3. Plan for the unforeseeable:

If you know your pup is prone to stomach upset (or if you are unsure or on a first-time trip), come prepared with the items and methods you use to make your dog feel better. The last thing you want to have to do is call every local pet store to see if they have low residue food, or run to the grocery store at 11pm because you need white rice. You’ll also be grateful for cleanup supplies, like paper towels and garbage bags, if the situation arises.

Always bring a first aid kit for your canine. A basic understanding of first aid and wound care will go a long way to making you feel prepared.

Stress and stress responses can be hard to predict unless you have already had a diagnosis, and even then, the cues and triggers than set them off can be hard to plan for. . Sometimes all it takes is a little familiarity to alleviate the situation… minimize stress by bringing a few favourite toys and comfort items. I like to bring a blanket or two for the car seat, puzzles for Zoom to play with at the hotel rooms, and of course his favorite toys to play with on breaks.

Also, try not to leave your canine in a hotel room alone. The space is foreign and a closed door will not offer any comfort. If you are making trips to the car to unload, you can practice high level heeling, and also get them to help! Plan dinner around including them. Maybe that means a picnic meal at the local park or beach, or “staying in” at the hotel. I’ve seen a dog-friendly hotel that allowed canine diners to accompany their families at special tables in the lobby!

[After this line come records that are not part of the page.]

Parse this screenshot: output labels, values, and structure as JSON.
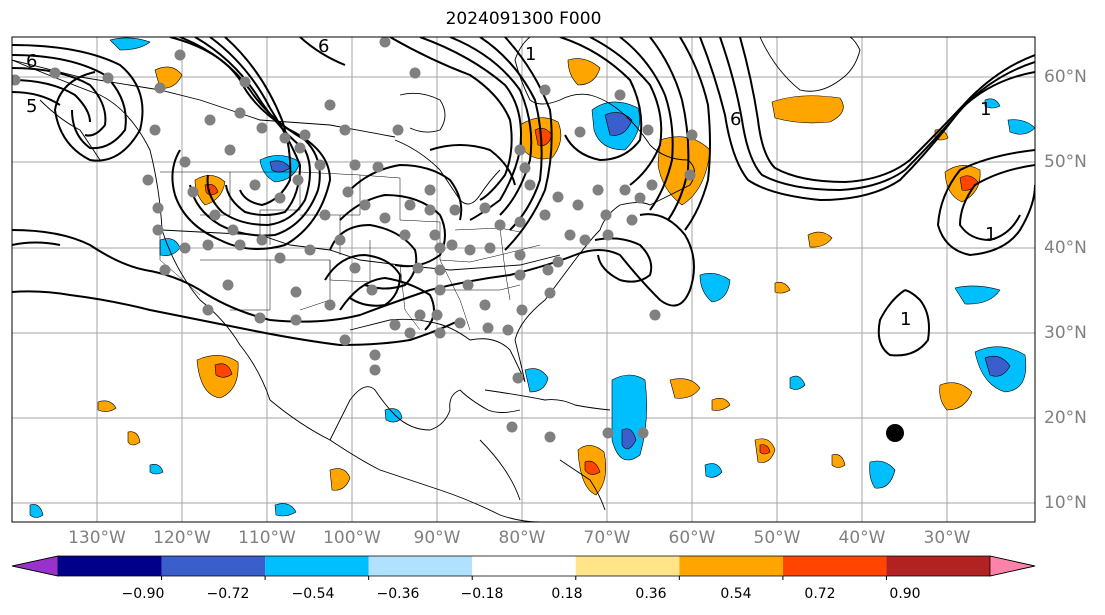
{
  "title": "2024091300 F000",
  "lat_labels": [
    "60°N",
    "50°N",
    "40°N",
    "30°N",
    "20°N",
    "10°N"
  ],
  "lon_labels": [
    "130°W",
    "120°W",
    "110°W",
    "100°W",
    "90°W",
    "80°W",
    "70°W",
    "60°W",
    "50°W",
    "40°W",
    "30°W"
  ],
  "colorbar": {
    "tick_labels": [
      "−0.90",
      "−0.72",
      "−0.54",
      "−0.36",
      "−0.18",
      "0.18",
      "0.36",
      "0.54",
      "0.72",
      "0.90"
    ],
    "colors": [
      "#9932cc",
      "#00008b",
      "#3a5fcd",
      "#00bfff",
      "#b0e2ff",
      "#ffffff",
      "#ffe48a",
      "#ffa500",
      "#ff4500",
      "#b22222",
      "#ff82ab"
    ]
  },
  "contour_labels": [
    "6",
    "5",
    "1",
    "6",
    "1",
    "1",
    "1",
    "6"
  ],
  "marker_color": "#000000"
}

Beyond what I’ve discussed here, if you truly feel that your canine needs a little additional help for traveling, some fantastic naturopathic options have become available on the market to address travel-related and new environment stressors. These over-the-counter alternatives replace the more “traditional” method of using sedatives or tranquilizers to achieve “good” behaviour. Check out Canines By Design’s Links page for more information on some of these products which I’ve tried and tested myself.

So, there you have it. You’ll need to pack a few more things than just a playlist and some trail mix to ensure a great road trip with your four legged family members. But, you’ll also get to explore more great places together and enhance that great view out your rear-view mirror with a big smiling furry face looking back at you!